The se accidental is linguistically significant because it is has been shown to affect the way that Spanish speakers perceive events. As you can see in the meme examples, the construction shifts attention away from the person who is responsible for an accidental event. A clever study by Caitlin Fausey and Lera Boroditsky showed that Spanish speakers were therefore less likely than speakers of English to remember who caused an accident. Similar results have been found for speakers of Japanese, which has a similar structure.

The se accidental is thus a lovely example of “linguistic relativity”, the linguistic term for language differences that affect the way people think. Another common term for linguistic relativity is the “Sapir-Whorf hypothesis”, after the two linguists Edward Sapir and Benjamin Lee Whorf. The latter is notorious in linguistic circles for having spawned the now thoroughly-debunked linguistic legend that Eskimo languages have an outsize number of words for snow.

Linguistic relativity recently went to Hollywood, playing a major role in the movie Arrival. In this film a linguist (Amy Adams) pairs with a physicist (Jeremy Renner) to decipher an alien language, and finds that this process drastically changes the way she understands the world. The se accidental isn’t quite as dramatic as Adams’ new-found ability to predict the future, but it’s certainly more realistic.

By the way, my husband and I got a special kick out of Arrival because I am a linguist (like Adams’s character) and he is a former Los Alamos physicist (like Renner’s). We actually know several other linguist/physicist couples. Perhaps linguists and physicists attract each other because both fields apply scientific thinking to everyday domains. This could be the subject of yet another research project!

Lexicalizing the differently abled

When my Spanish class learned about Don Quijote in high school, our teacher explained that Cervantes’s nickname was El manco de Lepanto because he had lost the use of his left hand when he was wounded in the Battle of Lepanto in 1571. I found it interesting that Spanish had a special word, manco, for people with this disability (it usually implies actual loss of the limb).

Since then, even though the topic might be politically incorrect, I’ve become mildly fascinated with the small but significant set of vocabulary that Spanish uses for disabilities and other physical conditions.

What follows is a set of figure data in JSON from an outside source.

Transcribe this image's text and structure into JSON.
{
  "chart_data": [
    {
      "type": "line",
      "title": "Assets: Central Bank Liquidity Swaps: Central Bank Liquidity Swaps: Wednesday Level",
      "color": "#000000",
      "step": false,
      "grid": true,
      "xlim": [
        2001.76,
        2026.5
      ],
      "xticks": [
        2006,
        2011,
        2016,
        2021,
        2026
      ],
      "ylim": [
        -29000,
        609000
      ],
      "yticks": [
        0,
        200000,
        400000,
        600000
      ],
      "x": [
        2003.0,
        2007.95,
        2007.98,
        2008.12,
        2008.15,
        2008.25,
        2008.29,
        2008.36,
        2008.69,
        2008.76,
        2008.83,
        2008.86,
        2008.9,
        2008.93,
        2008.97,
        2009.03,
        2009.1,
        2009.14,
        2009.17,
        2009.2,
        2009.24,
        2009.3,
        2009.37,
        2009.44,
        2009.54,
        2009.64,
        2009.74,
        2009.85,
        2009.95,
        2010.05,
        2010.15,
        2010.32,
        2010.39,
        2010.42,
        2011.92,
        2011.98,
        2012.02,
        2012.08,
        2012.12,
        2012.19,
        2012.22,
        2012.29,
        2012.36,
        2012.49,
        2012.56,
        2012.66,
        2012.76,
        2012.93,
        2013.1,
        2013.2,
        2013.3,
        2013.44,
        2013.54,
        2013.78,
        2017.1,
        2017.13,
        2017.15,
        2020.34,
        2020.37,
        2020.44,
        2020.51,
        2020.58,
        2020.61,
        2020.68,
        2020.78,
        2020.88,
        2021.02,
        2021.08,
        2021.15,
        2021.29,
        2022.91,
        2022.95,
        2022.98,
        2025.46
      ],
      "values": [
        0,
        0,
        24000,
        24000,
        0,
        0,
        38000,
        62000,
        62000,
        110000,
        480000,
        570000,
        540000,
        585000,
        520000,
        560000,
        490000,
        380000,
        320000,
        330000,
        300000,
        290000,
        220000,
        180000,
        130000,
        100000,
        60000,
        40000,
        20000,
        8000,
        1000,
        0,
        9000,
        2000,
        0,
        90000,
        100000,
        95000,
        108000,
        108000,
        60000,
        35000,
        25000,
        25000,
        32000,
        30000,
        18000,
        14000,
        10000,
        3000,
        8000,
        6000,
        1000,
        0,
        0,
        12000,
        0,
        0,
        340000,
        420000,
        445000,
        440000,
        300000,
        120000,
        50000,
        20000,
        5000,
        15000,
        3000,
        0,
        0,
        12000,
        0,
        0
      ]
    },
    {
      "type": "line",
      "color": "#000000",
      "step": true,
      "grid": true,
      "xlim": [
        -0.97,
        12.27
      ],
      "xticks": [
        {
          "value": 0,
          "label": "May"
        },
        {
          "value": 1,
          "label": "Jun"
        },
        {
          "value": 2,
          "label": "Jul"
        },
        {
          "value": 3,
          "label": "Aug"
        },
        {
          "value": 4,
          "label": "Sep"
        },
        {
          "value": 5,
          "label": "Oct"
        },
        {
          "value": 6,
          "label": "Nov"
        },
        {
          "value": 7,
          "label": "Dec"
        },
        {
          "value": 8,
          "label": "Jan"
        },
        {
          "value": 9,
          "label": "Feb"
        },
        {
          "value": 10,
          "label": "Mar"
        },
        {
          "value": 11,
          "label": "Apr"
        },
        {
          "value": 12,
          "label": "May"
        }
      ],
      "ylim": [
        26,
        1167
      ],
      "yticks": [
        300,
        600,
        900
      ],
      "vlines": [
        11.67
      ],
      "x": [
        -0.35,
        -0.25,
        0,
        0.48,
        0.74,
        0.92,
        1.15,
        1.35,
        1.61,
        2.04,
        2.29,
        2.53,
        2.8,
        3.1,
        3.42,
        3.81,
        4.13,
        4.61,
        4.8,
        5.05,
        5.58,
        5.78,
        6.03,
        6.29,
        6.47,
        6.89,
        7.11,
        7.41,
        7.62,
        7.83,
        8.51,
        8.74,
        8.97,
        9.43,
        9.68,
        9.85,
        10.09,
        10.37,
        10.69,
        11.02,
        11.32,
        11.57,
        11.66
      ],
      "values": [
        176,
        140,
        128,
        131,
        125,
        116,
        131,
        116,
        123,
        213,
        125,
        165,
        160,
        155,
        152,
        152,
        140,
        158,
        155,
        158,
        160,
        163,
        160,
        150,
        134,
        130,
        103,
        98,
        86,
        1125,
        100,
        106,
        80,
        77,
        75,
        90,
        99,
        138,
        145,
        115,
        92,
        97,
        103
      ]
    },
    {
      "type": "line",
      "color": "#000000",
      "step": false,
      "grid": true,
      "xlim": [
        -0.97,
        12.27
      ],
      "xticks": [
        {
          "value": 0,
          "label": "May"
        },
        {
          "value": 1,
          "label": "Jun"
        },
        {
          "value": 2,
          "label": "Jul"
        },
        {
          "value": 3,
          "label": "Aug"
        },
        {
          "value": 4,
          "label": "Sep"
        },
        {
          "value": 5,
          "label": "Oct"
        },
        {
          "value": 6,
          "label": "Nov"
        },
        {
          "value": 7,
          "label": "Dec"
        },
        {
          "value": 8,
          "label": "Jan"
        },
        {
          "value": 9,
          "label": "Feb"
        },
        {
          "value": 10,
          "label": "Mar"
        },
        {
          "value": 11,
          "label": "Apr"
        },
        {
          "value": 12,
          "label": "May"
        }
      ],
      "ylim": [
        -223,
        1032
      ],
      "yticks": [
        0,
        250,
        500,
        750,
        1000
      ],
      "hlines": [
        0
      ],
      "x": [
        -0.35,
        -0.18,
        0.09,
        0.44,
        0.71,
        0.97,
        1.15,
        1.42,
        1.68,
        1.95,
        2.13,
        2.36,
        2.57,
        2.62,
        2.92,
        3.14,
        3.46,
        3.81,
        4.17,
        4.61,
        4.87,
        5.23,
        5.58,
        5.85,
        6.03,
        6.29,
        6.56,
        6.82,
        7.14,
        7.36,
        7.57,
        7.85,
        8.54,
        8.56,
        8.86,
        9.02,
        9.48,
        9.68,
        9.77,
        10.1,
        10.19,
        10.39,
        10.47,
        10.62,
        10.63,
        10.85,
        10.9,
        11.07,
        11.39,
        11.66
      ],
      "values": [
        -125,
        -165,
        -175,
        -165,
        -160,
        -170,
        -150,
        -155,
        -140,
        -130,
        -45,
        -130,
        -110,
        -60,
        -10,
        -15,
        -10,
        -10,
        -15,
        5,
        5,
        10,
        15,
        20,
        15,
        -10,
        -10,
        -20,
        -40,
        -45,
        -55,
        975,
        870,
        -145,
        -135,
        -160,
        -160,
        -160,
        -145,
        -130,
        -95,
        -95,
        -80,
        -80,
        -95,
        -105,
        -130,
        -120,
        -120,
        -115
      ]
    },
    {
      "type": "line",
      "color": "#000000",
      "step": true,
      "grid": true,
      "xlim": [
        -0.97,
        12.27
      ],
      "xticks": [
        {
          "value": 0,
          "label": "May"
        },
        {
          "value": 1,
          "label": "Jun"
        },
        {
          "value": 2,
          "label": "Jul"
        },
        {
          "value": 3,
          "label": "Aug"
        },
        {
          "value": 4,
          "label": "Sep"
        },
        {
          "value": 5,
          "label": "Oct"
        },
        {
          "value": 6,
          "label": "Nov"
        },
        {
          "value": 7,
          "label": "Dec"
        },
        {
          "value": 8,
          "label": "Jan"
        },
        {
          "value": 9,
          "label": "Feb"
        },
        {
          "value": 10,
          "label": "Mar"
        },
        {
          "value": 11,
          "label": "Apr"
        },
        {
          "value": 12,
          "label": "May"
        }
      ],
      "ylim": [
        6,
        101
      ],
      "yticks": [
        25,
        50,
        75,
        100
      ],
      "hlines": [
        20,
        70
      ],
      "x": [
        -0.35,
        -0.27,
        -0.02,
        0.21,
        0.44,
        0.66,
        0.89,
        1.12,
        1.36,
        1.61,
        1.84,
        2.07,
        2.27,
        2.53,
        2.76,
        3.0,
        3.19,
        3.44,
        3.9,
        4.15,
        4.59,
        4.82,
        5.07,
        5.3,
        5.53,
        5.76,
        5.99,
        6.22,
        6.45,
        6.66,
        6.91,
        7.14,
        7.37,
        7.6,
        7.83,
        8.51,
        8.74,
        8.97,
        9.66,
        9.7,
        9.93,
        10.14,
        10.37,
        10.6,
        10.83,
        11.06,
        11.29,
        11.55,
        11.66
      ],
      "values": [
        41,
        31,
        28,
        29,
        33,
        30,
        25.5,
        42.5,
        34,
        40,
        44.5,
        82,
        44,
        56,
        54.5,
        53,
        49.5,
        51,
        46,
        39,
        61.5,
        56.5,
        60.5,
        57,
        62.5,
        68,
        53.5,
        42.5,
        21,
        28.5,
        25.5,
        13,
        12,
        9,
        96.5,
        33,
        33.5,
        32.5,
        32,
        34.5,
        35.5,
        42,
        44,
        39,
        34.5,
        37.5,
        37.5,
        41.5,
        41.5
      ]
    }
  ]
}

Besides manco there are zurdo and diestro (for left- and right-handed), tuerto and bizco (one-eyed and cross-eyed), and romo (snub-nosed). Using proper linguistic terminology, we can say that Spanish has lexicalized these concepts instead of using other words to describe them, as we do in English.

Most of these words come from Latin. Diestro is from dexter, meaning “right-handed” (or “skillful”, sorry), tuerto and bizco from tortus and versus, both meaning “twisted”, and manco from mancus, meaning “maimed” (a word related to manus “hand”). Romo comes from Portuguese rombo “rounded” and zurdo is of unknown pre-Roman origin.

To be fair, several words for physical conditions are lexicalized in both Spanish and English. These include ciego/blindsordo/deaf, mudo/mute, and tullido/cojo/crippled/lame. Moreover, the concept of a stutterer is lexicalized in English but only partially in Spanish (tartamudo combines the onomatopoetic tarta with mudo), while neither language lexicalized corcovado/hunchback.

I’m well aware of the danger of jumping to cultural conclusions based on language differences. The putatively prolific Eskimo words for snow are a notorious linguistic urban legend, as Geoffrey Pullum so ably explained in his title essay here:

Only recently has more solid research linking language and thought emerged, and it has to do with widespread patterns in language, like the se accidental construction in Spanish, rather than a handful of words. As a further caveat, my familiarity with this vocabulary domain is limited to Spanish and English. Nevertheless, it’s tempting to see the greater quantity of lexicalized words of this type in Spanish as going hand-in-hand with a macabre streak in the Hispanic psyche, along with bullfighting, El día de los muertos (I know, it’s a happy holiday, but still…), and the truly gory crucifixions one sees in many Spanish churches.

For what it’s worth, then — probably, not much! — my little list is yours. Make of it what you will.